II. Akibat turunnya tingkat produksi (AS) karena terjadi paceklik, perang atau embargo. Menyebabkan kondisi cost push inflation.

b) Human Error inflation

I. Korupsi dan administrasi yang buruk akan menimbulkan kenaikan pada harga pokok produksi untuk menutupi biaya-biaya tidak perlu tersebut. Dengan naiknya harga pokok produksi akan mengakibatkan produsen menaikkan harga.

II. Pajak yang berlebih menyababkan dua implikasi berikut: kekuarangan supply produksi akibat beralihnya kegiatan ekonomi pengusaha ke sektor yang lebih produktif untuk menutup pajak yang besar. Kenaikan harga produksi akan mengimbangi kenaikan pajak tersebut.

III. Pencetakan ung dengan maksud menarik keuntunga yang berelebihan

4) Dampak Inflasi

Inflasi dapat mempengaruhi distribusi pendapatan, produksi serta produk nasional.

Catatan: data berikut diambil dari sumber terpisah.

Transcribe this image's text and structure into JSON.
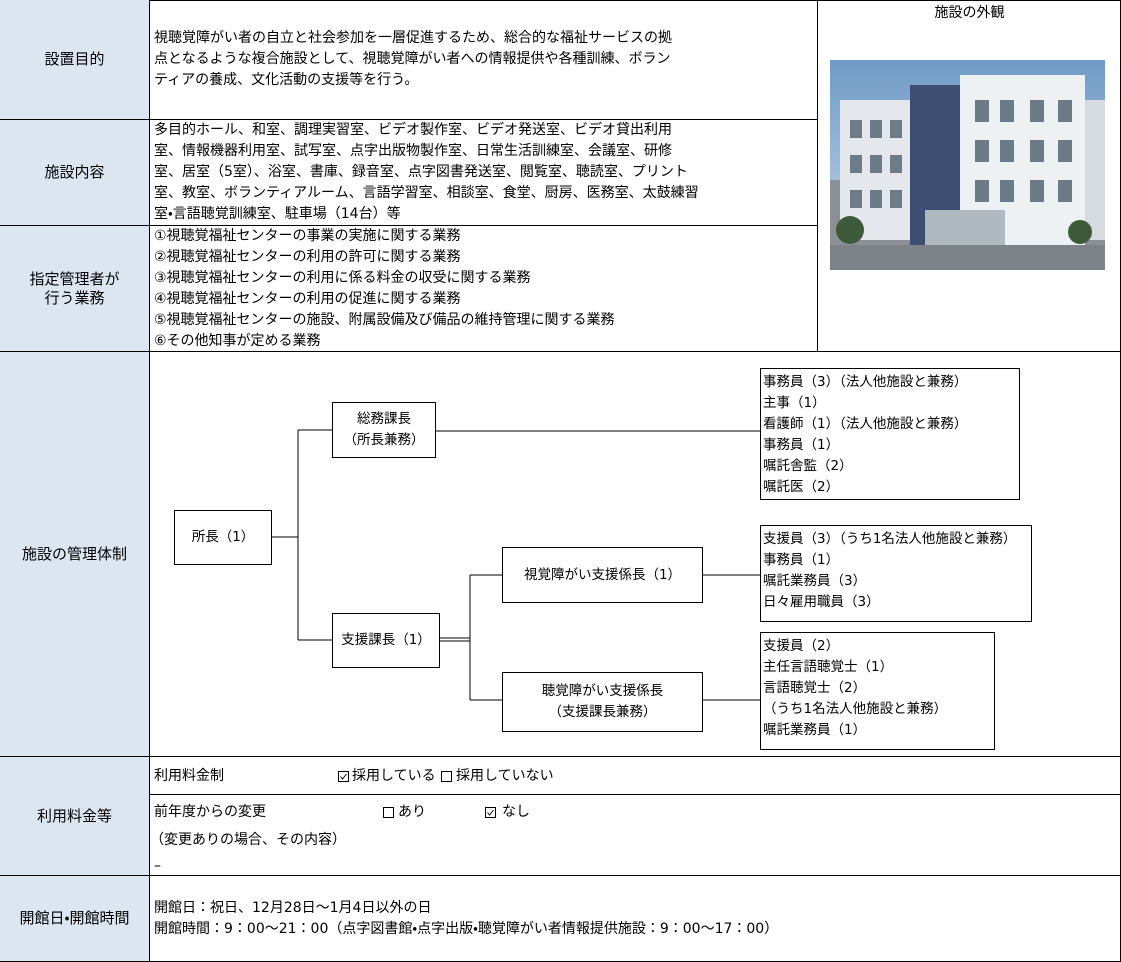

Efek terhadap distribusi pendapatan disebut dengan equity effect, sedangkan efek terhadap alokasi factor produksi dan pendapatan nasional masing-masing disebut dengan Efficiency dan output effects (Nopirin, 1987)

a) Efek terhadap pendapatan (Equity Effect)

Efek terhadap pendapatan sifatnya tidak merata, ada yang dirugikan tetapi ada pula yang di untungkan dengan adanya inflasi. Seseorang yang memperoleh pendapatan tetap akan dirugikan oleh adanya inflasi. Demikian juga orang yang menumpuk kekayaannya dalam bentuk uang kas akan menderita kerugian karena adanya inflasi. Sebaliknya, pihak-pihak yang mendapatkan keuntungan dengan adanya inflasi adalah mereka yang memperoleh kenaikan pendapatan dengan presentase lebih besar dari pada laju inflasi. Dengan demikian inflasi dapat menyebabkan terjadinya perubahan dalam pola pembagian pendapatan dan kekayaan masyrakat.

Inflasi mungkin dapat menyebabkan terjadinya kenaikan produksi. Alasannya dalam keadaaan inflasi biasanya kenaikan harga barang mendahului kenaikan upah sehingga keuntungan pengusaha naik. Kenaikan keuntungan ini akan mendorong produksi. Namun apabila laju inflasi ini cukup tinggi (hyper inflation) dapat mempunyai akibat sebaliknya, yakni penurunan output. Dalam keadaan inflasi yang tinggi, nilai uang rill turun dengan drastis, masyarakat cenderung tidak mempunyai uang kas, transaksi mengarah ke barter, yang biasanya diikuti dengan turunnya produksi barang. Dengan demikian dapat disimpulkan bahwa tidak ada hubungan langsung antara inflas dan output. Inflasi bisa dibarengi dengan kenaikkan output , tetapi bisa juga dibarengi dengan penurunan output.